Shedding Light on Police Investigations
Immediately after the TEPCO murder case, I flew to Nepal to meet the men who had shared a room with Mainali in Tokyo. During this trip, I received definitive proof that he had been falsely accused of the crime.
One roommate I met demonstrated that Mainali had an alibi; another roommate told me he was beaten up by the police, who then arranged for him to receive a good job in return for a statement incriminating Mainali. This is how the police used the carrot and the stick to frame the Nepalese man as the murderer.
I was able to verify the testimony received from these roommates upon returning to Japan. The man who claimed to have been beaten by the police during the investigation provided me with his patient record at the hospital that treated him. My visit to the hospital confirmed that they had indeed treated him for injuries.
I was also amazed to find, as the man had claimed, that the police indeed had set him up with a job with a moneylender to keep him quiet. The head of the firm was a former police officer. All this transpired despite the police knowing that the source of their incriminating statement was himself in violation of the Immigration Control and Refugee Recognition Act.
Pretending to be a customer, I got in contact with the firm, but the next day I was amazed to find that the loan company had vanished into thin air—perhaps sensing that I was an investigative reporter. This gave me the feeling that I might be taking my life into my own hands in pursuing the story.
The only way for Japan to uproot the false convictions of the innocent is to begin making police investigations fully transparent and to fully disclose the evidence.
TEPCO Murder Case
On March 19, 1997, the dead body of a 39-year-old female TEPCO employee was found in an empty first-floor apartment in the Maruyamachō area of Shibuya, Tokyo. She had been strangled to death on the night of March 8 and ¥40,000 had been stolen from her purse.
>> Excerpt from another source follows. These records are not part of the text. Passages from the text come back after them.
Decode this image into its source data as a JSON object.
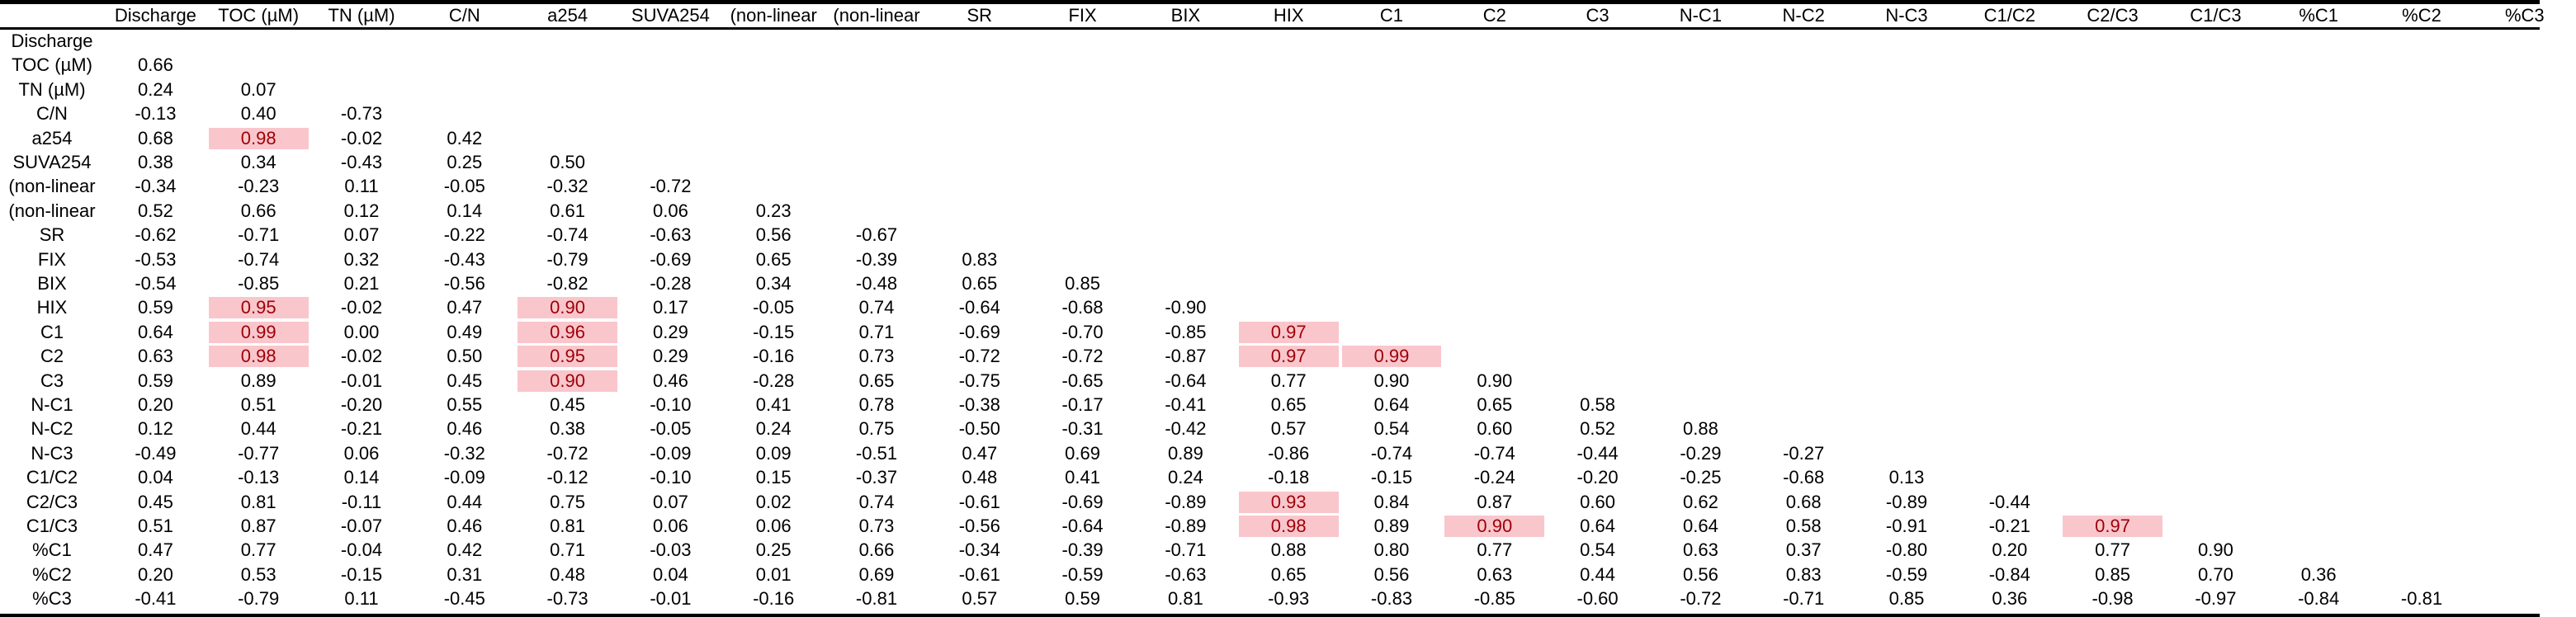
{
  "table": {
    "columns": [
      "Discharge",
      "TOC (µM)",
      "TN (µM)",
      "C/N",
      "a254",
      "SUVA254",
      "(non-linear",
      "(non-linear",
      "SR",
      "FIX",
      "BIX",
      "HIX",
      "C1",
      "C2",
      "C3",
      "N-C1",
      "N-C2",
      "N-C3",
      "C1/C2",
      "C2/C3",
      "C1/C3",
      "%C1",
      "%C2",
      "%C3"
    ],
    "rows": [
      {
        "label": "Discharge",
        "values": []
      },
      {
        "label": "TOC (µM)",
        "values": [
          "0.66"
        ]
      },
      {
        "label": "TN (µM)",
        "values": [
          "0.24",
          "0.07"
        ]
      },
      {
        "label": "C/N",
        "values": [
          "-0.13",
          "0.40",
          "-0.73"
        ]
      },
      {
        "label": "a254",
        "values": [
          "0.68",
          "0.98",
          "-0.02",
          "0.42"
        ]
      },
      {
        "label": "SUVA254",
        "values": [
          "0.38",
          "0.34",
          "-0.43",
          "0.25",
          "0.50"
        ]
      },
      {
        "label": "(non-linear",
        "values": [
          "-0.34",
          "-0.23",
          "0.11",
          "-0.05",
          "-0.32",
          "-0.72"
        ]
      },
      {
        "label": "(non-linear",
        "values": [
          "0.52",
          "0.66",
          "0.12",
          "0.14",
          "0.61",
          "0.06",
          "0.23"
        ]
      },
      {
        "label": "SR",
        "values": [
          "-0.62",
          "-0.71",
          "0.07",
          "-0.22",
          "-0.74",
          "-0.63",
          "0.56",
          "-0.67"
        ]
      },
      {
        "label": "FIX",
        "values": [
          "-0.53",
          "-0.74",
          "0.32",
          "-0.43",
          "-0.79",
          "-0.69",
          "0.65",
          "-0.39",
          "0.83"
        ]
      },
      {
        "label": "BIX",
        "values": [
          "-0.54",
          "-0.85",
          "0.21",
          "-0.56",
          "-0.82",
          "-0.28",
          "0.34",
          "-0.48",
          "0.65",
          "0.85"
        ]
      },
      {
        "label": "HIX",
        "values": [
          "0.59",
          "0.95",
          "-0.02",
          "0.47",
          "0.90",
          "0.17",
          "-0.05",
          "0.74",
          "-0.64",
          "-0.68",
          "-0.90"
        ]
      },
      {
        "label": "C1",
        "values": [
          "0.64",
          "0.99",
          "0.00",
          "0.49",
          "0.96",
          "0.29",
          "-0.15",
          "0.71",
          "-0.69",
          "-0.70",
          "-0.85",
          "0.97"
        ]
      },
      {
        "label": "C2",
        "values": [
          "0.63",
          "0.98",
          "-0.02",
          "0.50",
          "0.95",
          "0.29",
          "-0.16",
          "0.73",
          "-0.72",
          "-0.72",
          "-0.87",
          "0.97",
          "0.99"
        ]
      },
      {
        "label": "C3",
        "values": [
          "0.59",
          "0.89",
          "-0.01",
          "0.45",
          "0.90",
          "0.46",
          "-0.28",
          "0.65",
          "-0.75",
          "-0.65",
          "-0.64",
          "0.77",
          "0.90",
          "0.90"
        ]
      },
      {
        "label": "N-C1",
        "values": [
          "0.20",
          "0.51",
          "-0.20",
          "0.55",
          "0.45",
          "-0.10",
          "0.41",
          "0.78",
          "-0.38",
          "-0.17",
          "-0.41",
          "0.65",
          "0.64",
          "0.65",
          "0.58"
        ]
      },
      {
        "label": "N-C2",
        "values": [
          "0.12",
          "0.44",
          "-0.21",
          "0.46",
          "0.38",
          "-0.05",
          "0.24",
          "0.75",
          "-0.50",
          "-0.31",
          "-0.42",
          "0.57",
          "0.54",
          "0.60",
          "0.52",
          "0.88"
        ]
      },
      {
        "label": "N-C3",
        "values": [
          "-0.49",
          "-0.77",
          "0.06",
          "-0.32",
          "-0.72",
          "-0.09",
          "0.09",
          "-0.51",
          "0.47",
          "0.69",
          "0.89",
          "-0.86",
          "-0.74",
          "-0.74",
          "-0.44",
          "-0.29",
          "-0.27"
        ]
      },
      {
        "label": "C1/C2",
        "values": [
          "0.04",
          "-0.13",
          "0.14",
          "-0.09",
          "-0.12",
          "-0.10",
          "0.15",
          "-0.37",
          "0.48",
          "0.41",
          "0.24",
          "-0.18",
          "-0.15",
          "-0.24",
          "-0.20",
          "-0.25",
          "-0.68",
          "0.13"
        ]
      },
      {
        "label": "C2/C3",
        "values": [
          "0.45",
          "0.81",
          "-0.11",
          "0.44",
          "0.75",
          "0.07",
          "0.02",
          "0.74",
          "-0.61",
          "-0.69",
          "-0.89",
          "0.93",
          "0.84",
          "0.87",
          "0.60",
          "0.62",
          "0.68",
          "-0.89",
          "-0.44"
        ]
      },
      {
        "label": "C1/C3",
        "values": [
          "0.51",
          "0.87",
          "-0.07",
          "0.46",
          "0.81",
          "0.06",
          "0.06",
          "0.73",
          "-0.56",
          "-0.64",
          "-0.89",
          "0.98",
          "0.89",
          "0.90",
          "0.64",
          "0.64",
          "0.58",
          "-0.91",
          "-0.21",
          "0.97"
        ]
      },
      {
        "label": "%C1",
        "values": [
          "0.47",
          "0.77",
          "-0.04",
          "0.42",
          "0.71",
          "-0.03",
          "0.25",
          "0.66",
          "-0.34",
          "-0.39",
          "-0.71",
          "0.88",
          "0.80",
          "0.77",
          "0.54",
          "0.63",
          "0.37",
          "-0.80",
          "0.20",
          "0.77",
          "0.90"
        ]
      },
      {
        "label": "%C2",
        "values": [
          "0.20",
          "0.53",
          "-0.15",
          "0.31",
          "0.48",
          "0.04",
          "0.01",
          "0.69",
          "-0.61",
          "-0.59",
          "-0.63",
          "0.65",
          "0.56",
          "0.63",
          "0.44",
          "0.56",
          "0.83",
          "-0.59",
          "-0.84",
          "0.85",
          "0.70",
          "0.36"
        ]
      },
      {
        "label": "%C3",
        "values": [
          "-0.41",
          "-0.79",
          "0.11",
          "-0.45",
          "-0.73",
          "-0.01",
          "-0.16",
          "-0.81",
          "0.57",
          "0.59",
          "0.81",
          "-0.93",
          "-0.83",
          "-0.85",
          "-0.60",
          "-0.72",
          "-0.71",
          "0.85",
          "0.36",
          "-0.98",
          "-0.97",
          "-0.84",
          "-0.81"
        ]
      }
    ],
    "highlighted": [
      [
        4,
        1
      ],
      [
        11,
        1
      ],
      [
        12,
        1
      ],
      [
        13,
        1
      ],
      [
        11,
        4
      ],
      [
        12,
        4
      ],
      [
        13,
        4
      ],
      [
        14,
        4
      ],
      [
        12,
        11
      ],
      [
        13,
        11
      ],
      [
        13,
        12
      ],
      [
        19,
        11
      ],
      [
        20,
        11
      ],
      [
        20,
        13
      ],
      [
        20,
        19
      ]
    ],
    "highlight_color": "#f9c6cc",
    "highlight_text_color": "#9c0006"
  }
}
A 37-year-old Nepalese man living in the neighboring apartment, named Govinda Prasad Mainali, fled out of fear that his status as an illegal immigrant would be discovered; however, upon realizing he was suspected of the murder, he turned himself in to the police. After his arrest for violation of the Immigration Control and Refugee Recognition Act, Mainali was arrested a second time on suspicion of robbery and murder. He proclaimed himself innocent, but on appeal he was found guilty and sentenced to life in prison after it was determined that he was the only one likely to have entered the crime scene and that his explanation lacked credibility. The ruling was upheld after the Supreme Court turned down his appeal.
On March 24, 2005, Mainali filed an appeal for retrial with the Tokyo High Court. On June 7, 2012, the court announced it would begin a retrial and halt his prison sentence. Upon release from a prison in Yokohama, he was transported to the Yokohama District Immigration Office and then deported from Japan for violating the Immigration Control and Refugee Recognition Act; he arrived back in Nepal on June 16.
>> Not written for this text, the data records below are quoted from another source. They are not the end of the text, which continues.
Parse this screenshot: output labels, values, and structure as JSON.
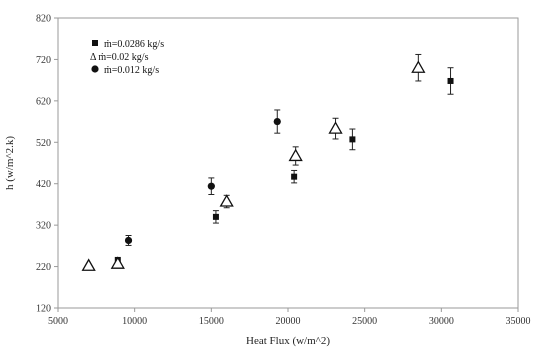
{
  "chart_data": {
    "type": "scatter",
    "title": "",
    "xlabel": "Heat Flux (w/m^2)",
    "ylabel": "h (w/m^2.k)",
    "xlim": [
      5000,
      35000
    ],
    "ylim": [
      120,
      820
    ],
    "x_ticks": [
      "5000",
      "10000",
      "15000",
      "20000",
      "25000",
      "30000",
      "35000"
    ],
    "y_ticks": [
      "120",
      "220",
      "320",
      "420",
      "520",
      "620",
      "720",
      "820"
    ],
    "grid": false,
    "legend_position": "top-left",
    "series": [
      {
        "name": "ṁ=0.0286 kg/s",
        "marker": "square",
        "color": "#111111",
        "points": [
          {
            "x": 8900,
            "y": 236,
            "err": 0
          },
          {
            "x": 15300,
            "y": 340,
            "err": 15
          },
          {
            "x": 20400,
            "y": 437,
            "err": 15
          },
          {
            "x": 24200,
            "y": 527,
            "err": 25
          },
          {
            "x": 30600,
            "y": 668,
            "err": 32
          }
        ]
      },
      {
        "name": "Δ ṁ=0.02     kg/s",
        "marker": "triangle",
        "color": "#111111",
        "points": [
          {
            "x": 7000,
            "y": 222,
            "err": 0
          },
          {
            "x": 8900,
            "y": 227,
            "err": 0
          },
          {
            "x": 16000,
            "y": 377,
            "err": 15
          },
          {
            "x": 20500,
            "y": 487,
            "err": 22
          },
          {
            "x": 23100,
            "y": 553,
            "err": 25
          },
          {
            "x": 28500,
            "y": 700,
            "err": 32
          }
        ]
      },
      {
        "name": "ṁ=0.012 kg/s",
        "marker": "circle",
        "color": "#111111",
        "points": [
          {
            "x": 9600,
            "y": 283,
            "err": 12
          },
          {
            "x": 15000,
            "y": 414,
            "err": 20
          },
          {
            "x": 19300,
            "y": 570,
            "err": 28
          }
        ]
      }
    ]
  }
}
(Originally written in Japanese on July 11, 2012. The photo in the banner shows Govinda Prasad Mainali returning to his home in Nepal; courtesy Jiji Press.)
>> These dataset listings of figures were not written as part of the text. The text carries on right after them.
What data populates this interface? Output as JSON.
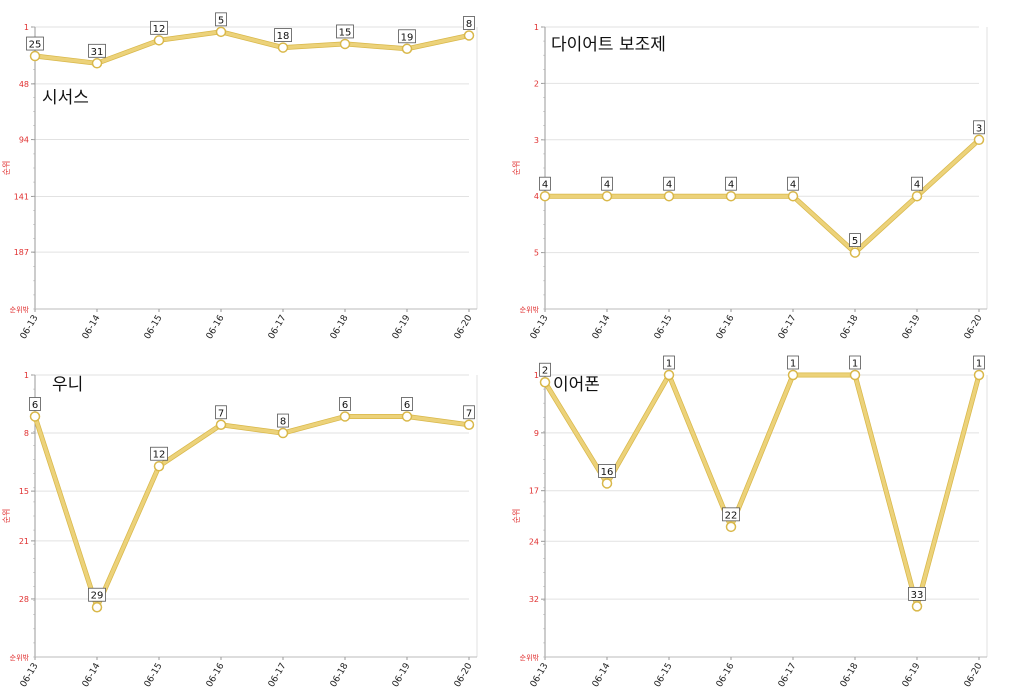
{
  "chart_data": [
    {
      "type": "line",
      "title": "시서스",
      "ylabel": "순위",
      "ymin_label": "순위밖",
      "y_ticks": [
        1,
        48,
        94,
        141,
        187
      ],
      "ylim": [
        1,
        234
      ],
      "reversed": true,
      "categories": [
        "06-13",
        "06-14",
        "06-15",
        "06-16",
        "06-17",
        "06-18",
        "06-19",
        "06-20"
      ],
      "values": [
        25,
        31,
        12,
        5,
        18,
        15,
        19,
        8
      ],
      "data_labels": [
        "25",
        "31",
        "12",
        "5",
        "18",
        "15",
        "19",
        "8"
      ],
      "grid": true
    },
    {
      "type": "line",
      "title": "다이어트 보조제",
      "ylabel": "순위",
      "ymin_label": "순위밖",
      "y_ticks": [
        1,
        2,
        3,
        4,
        5
      ],
      "ylim": [
        1,
        6
      ],
      "reversed": true,
      "categories": [
        "06-13",
        "06-14",
        "06-15",
        "06-16",
        "06-17",
        "06-18",
        "06-19",
        "06-20"
      ],
      "values": [
        4,
        4,
        4,
        4,
        4,
        5,
        4,
        3
      ],
      "data_labels": [
        "4",
        "4",
        "4",
        "4",
        "4",
        "5",
        "4",
        "3"
      ],
      "grid": true
    },
    {
      "type": "line",
      "title": "우니",
      "ylabel": "순위",
      "ymin_label": "순위밖",
      "y_ticks": [
        1,
        8,
        15,
        21,
        28
      ],
      "ylim": [
        1,
        35
      ],
      "reversed": true,
      "categories": [
        "06-13",
        "06-14",
        "06-15",
        "06-16",
        "06-17",
        "06-18",
        "06-19",
        "06-20"
      ],
      "values": [
        6,
        29,
        12,
        7,
        8,
        6,
        6,
        7
      ],
      "data_labels": [
        "6",
        "29",
        "12",
        "7",
        "8",
        "6",
        "6",
        "7"
      ],
      "grid": true
    },
    {
      "type": "line",
      "title": "이어폰",
      "ylabel": "순위",
      "ymin_label": "순위밖",
      "y_ticks": [
        1,
        9,
        17,
        24,
        32
      ],
      "ylim": [
        1,
        40
      ],
      "reversed": true,
      "categories": [
        "06-13",
        "06-14",
        "06-15",
        "06-16",
        "06-17",
        "06-18",
        "06-19",
        "06-20"
      ],
      "values": [
        2,
        16,
        1,
        22,
        1,
        1,
        33,
        1
      ],
      "data_labels": [
        "2",
        "16",
        "1",
        "22",
        "1",
        "1",
        "33",
        "1"
      ],
      "grid": true
    }
  ],
  "colors": {
    "line": "#ecd27a",
    "line_edge": "#d9b84a",
    "marker_fill": "#ffffff",
    "axis_text": "#e03030",
    "grid": "#e2e2e2",
    "title": "#111111"
  }
}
Born in 1947 in Tokyo. Graduated from Waseda University with a degree in literature. After working in the publishing industry and as a journalist for business publications, he became a freelance journalist. Gained attention in 1981 for a series of articles for the magazine Shūkan Bunshun titled “Dokyumento Nippon no sei” (Documenting Sex in Japan). Other influential works include Tabisuru kyojin (Traveling Giants; winner of the Ōya Sōichi Nonfiction Prize). His book Tōden OL satsujin jiken (Murder Case of the Female TEPCO Employee) contributed to debate over the guilt or innocence of the accused.